I'll conclude here with a few observations:
Much of what they're asking for is no secret. I'm surprised at how basic some of the questions are. Some of it is public information, though might be hard to compile. Some of the questions are redundant and illustrate a lack of understanding of the market and this program.
These 2 organizations are very different. I hope the inquiry highlights the problematic nature of CVS as a PBM. Walgreens functions differently as they only use their TPA for themselves; not so for CVS's Wellpartner TPA.
I don't see reference to it in the information requests, but I hope they dig in on specialty. This is where we see need for reform more so than retail drugs.
The committee asks for EVERY contract pharmacy agreement, unredacted. First, that is an enormous amount of documentation. Second, I wonder if Walgreens and CVS might try to redact them anyway. I'm unclear if the committee's request has the same power as a subpoena.
Three weeks isn't a lot of time to get the information. Government agencies take years to provide simpler reports than this.

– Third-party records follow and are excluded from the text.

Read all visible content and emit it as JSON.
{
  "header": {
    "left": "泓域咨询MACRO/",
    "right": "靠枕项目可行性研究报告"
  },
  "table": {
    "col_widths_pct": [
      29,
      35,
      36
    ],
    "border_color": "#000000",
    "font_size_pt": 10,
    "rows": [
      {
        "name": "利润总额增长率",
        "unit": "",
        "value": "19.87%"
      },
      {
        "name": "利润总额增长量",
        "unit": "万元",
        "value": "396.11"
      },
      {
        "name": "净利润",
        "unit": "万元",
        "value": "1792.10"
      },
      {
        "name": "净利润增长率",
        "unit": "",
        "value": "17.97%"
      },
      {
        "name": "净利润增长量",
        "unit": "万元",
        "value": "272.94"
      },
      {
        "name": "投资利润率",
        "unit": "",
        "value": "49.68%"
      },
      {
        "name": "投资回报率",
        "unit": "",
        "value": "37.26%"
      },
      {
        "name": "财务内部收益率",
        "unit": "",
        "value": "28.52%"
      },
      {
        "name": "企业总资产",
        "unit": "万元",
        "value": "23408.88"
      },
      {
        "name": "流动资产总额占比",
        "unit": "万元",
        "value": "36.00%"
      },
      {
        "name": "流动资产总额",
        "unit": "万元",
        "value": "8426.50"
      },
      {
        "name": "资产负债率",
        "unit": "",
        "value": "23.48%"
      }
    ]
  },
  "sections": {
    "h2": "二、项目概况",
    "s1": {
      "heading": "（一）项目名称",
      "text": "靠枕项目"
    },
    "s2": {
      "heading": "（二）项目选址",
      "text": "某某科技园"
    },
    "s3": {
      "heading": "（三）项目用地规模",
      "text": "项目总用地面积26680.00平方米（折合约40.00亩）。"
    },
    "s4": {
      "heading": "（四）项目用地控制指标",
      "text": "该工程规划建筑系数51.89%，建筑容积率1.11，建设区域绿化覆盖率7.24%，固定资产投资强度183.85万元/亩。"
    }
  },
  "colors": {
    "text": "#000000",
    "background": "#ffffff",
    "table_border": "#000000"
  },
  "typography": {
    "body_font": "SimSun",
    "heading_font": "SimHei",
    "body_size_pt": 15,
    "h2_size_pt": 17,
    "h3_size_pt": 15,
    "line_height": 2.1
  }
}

I hope this information will be enlightening to the committee, though I doubt it will be as damning as the chair suspects. I do think there's opportunity for reform here--in certain cases, the fees are indeed too high. As a proportion of the overall revenue however, I'm not sure it's all that shocking. Guidance or law on contract pharmacy fees would be most welcome by the 340B covered entities. After this round, it will be interesting to see where the committee goes next. Hopefully they start asking the same tough questions of big pharma, PBMs, and others. Lost in the investigation is this key concept--340B isn't worth much if not for our sky-high drug market. So how did our drugs get so damn expensive to begin with?